Focus was on a speech due later Tuesday from Powell, who “remains a big wild card every time he speaks”, said Chris Senyek at Wolfe Research. “We still believe that the Fed will be ‘higher for longer’,” Senyek added.

January’s rally for equities was halted as investors contemplate an extended period of high borrowing costs aimed at bringing down inflation from multi-decade highs.
While there are signs that price rises are slowing, and the Federal Reserve acknowledged progress in its battle last week, the employment data Friday was seen as a body blow for many.

The reading, which showed more than half a million new posts created in January, led to speculation the Fed could have to unveil even more rate hikes this year, while any chance of a cut before 2024 all but evaporated.

“As the market eagerly awaits Powell’s speech, it’s worth considering that his words hold the power to move mountains, or in this case, markets,” said Matthew Weller, global head of research at and City Index.
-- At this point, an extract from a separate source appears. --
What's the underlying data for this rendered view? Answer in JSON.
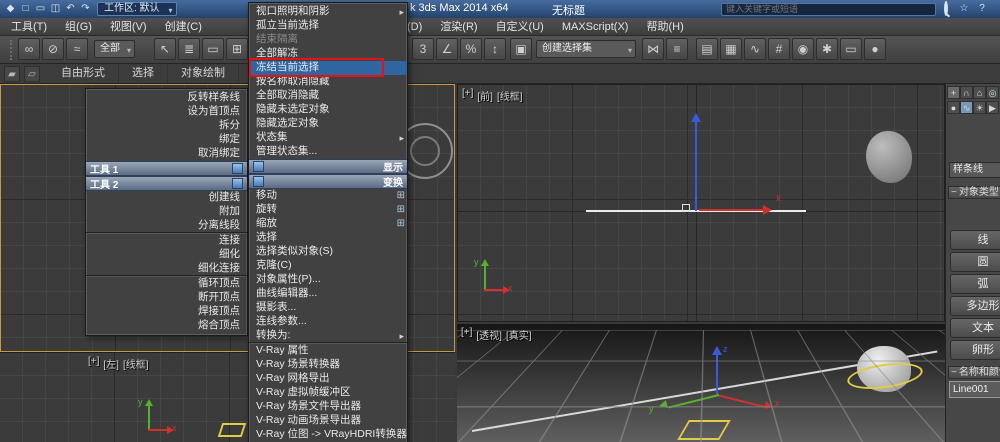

For his part, Biden is expected to highlight the strong job market and progress in mitigating inflation during his annual address to Congress.

London’s FTSE 100 was boosted Tuesday by bumper annual profits from British energy giant BP, whose shares rallied more than six percent

Sydney dropped Tuesday as the Australian central bank hiked interest rates to a 10-year high and warned of more to come as it struggles to get a hold on inflation.
Mumbai was also on the back foot, though shares in tycoon Gautam Adani’s troubled empire soared following news it had moved to pay back loans of $1.1 billion after allegations of accounting fraud wiped more than $100 billion off the group’s market value.

Adani Enterprises jumped as much as 25 percent before trading was suspended. They then pared some of those gains when they restarted.

Observers were also keeping tabs on geopolitical tensions after the United States shot down a suspected Chinese spy balloon that had been floating over the country for several days.